On 57th Street she'll remember that one dinner with a much older man from her office, they used to flirt, she should have left it at that, was trying something other than men in black, that direction didn't stick. Over on Bank Street she'll remember that loft apartment she once looked at in Westbeth, wonders if it would have gone differently if she'd moved downtown, if she'd have slipped into a life that made more sense, or if downtown would have just been a variation on a theme. Uptown on Third Avenue she'll remember her first kiss, it was around here somewhere, she's sure, it's a bit of a sweet memory; he was nice, and he's still nice, that's a what-if rabbit hole too. Or where the Palladium was, a dorm now, she'll still think of that one time she went there when it was a club, shared a glance with one of those guys from the Brat Pack, which one was it. On Riverside Drive she'll think of her first therapist, how for years she shook her head no to every reasonable suggestion he made, until one day he suggested she should teach, how it was like she'd been pouring nickels into the same slot machine for years and it finally paid out. Down by Wall Street the streets feel haunted, could just be it's nighttime, could be she feels like she's walking on the dust of her friends. Or she'll see some young woman going into Stuyvesant Town who looks like her grade school friend she'd been trying to track down, the one who never turned up on Google because she died before Google was a thing. Or she'll be in a neighborhood that she didn't spend a lot of time in, but a restaurant location that's housed nine different trendy restaurants since she was last there will bring up dinners she couldn't afford, ones where she drank at home before dinner because drinks were six dollars, or ordered an appetizer saying she wasn't hungry but it was really because she couldn't afford an entrée, but then the bill was of course always split evenly at the end of the night, at which time she always wanted to yell that she couldn't even afford the appetizer to begin with, remembers when it seemed like a good idea to get a hostess job at that restaurant, but how awful everyone was, the customers and the waiters and the owners, everyone, not approving of her clothes or her shoes or her hair or her ability to do her job (not friendly enough, they said), and that that job, and not a few others like it, usually lasted for a week or two at most.

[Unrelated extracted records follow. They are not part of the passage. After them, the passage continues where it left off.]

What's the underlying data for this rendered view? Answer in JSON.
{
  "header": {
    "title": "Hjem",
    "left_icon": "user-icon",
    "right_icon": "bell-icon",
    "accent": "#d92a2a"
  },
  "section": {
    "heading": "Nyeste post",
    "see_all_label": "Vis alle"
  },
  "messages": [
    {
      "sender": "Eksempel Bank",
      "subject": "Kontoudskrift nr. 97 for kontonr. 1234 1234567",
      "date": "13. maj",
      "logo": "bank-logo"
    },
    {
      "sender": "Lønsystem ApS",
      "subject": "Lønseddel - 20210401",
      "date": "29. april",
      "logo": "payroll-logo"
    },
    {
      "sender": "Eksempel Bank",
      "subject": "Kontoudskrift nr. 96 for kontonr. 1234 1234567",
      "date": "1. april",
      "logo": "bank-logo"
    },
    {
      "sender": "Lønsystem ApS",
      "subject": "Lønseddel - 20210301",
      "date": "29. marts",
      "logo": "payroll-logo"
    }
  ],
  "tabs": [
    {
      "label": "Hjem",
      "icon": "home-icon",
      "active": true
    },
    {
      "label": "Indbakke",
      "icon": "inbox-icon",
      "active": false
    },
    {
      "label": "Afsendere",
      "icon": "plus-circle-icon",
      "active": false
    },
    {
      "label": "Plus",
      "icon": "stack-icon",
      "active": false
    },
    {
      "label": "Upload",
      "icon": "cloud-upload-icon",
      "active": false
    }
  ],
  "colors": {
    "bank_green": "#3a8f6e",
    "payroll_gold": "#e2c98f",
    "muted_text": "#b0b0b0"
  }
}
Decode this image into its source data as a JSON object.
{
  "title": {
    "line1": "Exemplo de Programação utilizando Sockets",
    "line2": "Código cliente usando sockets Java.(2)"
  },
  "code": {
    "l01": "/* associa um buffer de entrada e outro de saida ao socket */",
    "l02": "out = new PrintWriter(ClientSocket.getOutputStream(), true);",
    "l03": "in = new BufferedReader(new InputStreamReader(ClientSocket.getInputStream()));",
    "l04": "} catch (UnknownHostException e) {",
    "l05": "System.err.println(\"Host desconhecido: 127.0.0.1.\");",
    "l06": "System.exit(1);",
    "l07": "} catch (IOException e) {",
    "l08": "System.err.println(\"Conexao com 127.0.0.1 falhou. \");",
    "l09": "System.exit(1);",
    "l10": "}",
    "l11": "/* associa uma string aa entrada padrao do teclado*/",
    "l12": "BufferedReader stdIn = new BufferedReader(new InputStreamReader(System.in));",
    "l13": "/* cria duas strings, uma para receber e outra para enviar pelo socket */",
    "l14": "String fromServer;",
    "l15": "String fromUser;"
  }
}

Or a doorway will look familiar, and even if it's a doorway that's been polished up, a doorway that has a nice new security system or some such, she'll remember the photographer upstairs who told her he was also a psychologist and did she mind if he just asked a few personal questions to get to know her better and how creeped out she was but still answered some of the questions before leaving - why? - why didn't she just leave? - because don't you know that seven or eight years later that guy was brutally murdered in that very photo studio above that nice security system, by the pissed-off boyfriend of a lingerie model (the term 'lingerie' and the lingerie itself and maybe even the term 'model' all being used loosely here), and in the photo of the boyfriend/murderer, on the front page of the Post, on his way to jail, guess what he's covering his face with, his black shirt. Or she'll see some some older guy with a high-pitched laugh at a bus stop who reminds her of the good things about her stepdad, any or all of it cause for contemplation of her old, less good life, the one where she drank a lot and could not find a boyfriend or a job she ever really liked and was broke always and her mom her mom, with the crazy and the cancer, her mom is still everywhere here, in front of Fairway picking out fruit, on the Lower East Side in front of lighting stores and wholesale shops that haven't existed for decades, in a dishware store in Chelsea Market even though there was no Chelsea Market then and no such thing in that building even, that dishware store was ten blocks up. Sometimes that's not even so bad, some lady on the street carrying an ironing board looks like her mom from far away, dark thick hair, and she thinks of all the times her mom came over with things she might need, leftover fabric from a dress that could make a cute top, a saucepan, a book about forgiveness (was she asking to be forgiven, or the other way around, still not known, will never be known). You'd think years of therapy would help that some, it surely has, though there she is in her dreams too, again and again, on the days when her specters aren't out walking the street on her behalf.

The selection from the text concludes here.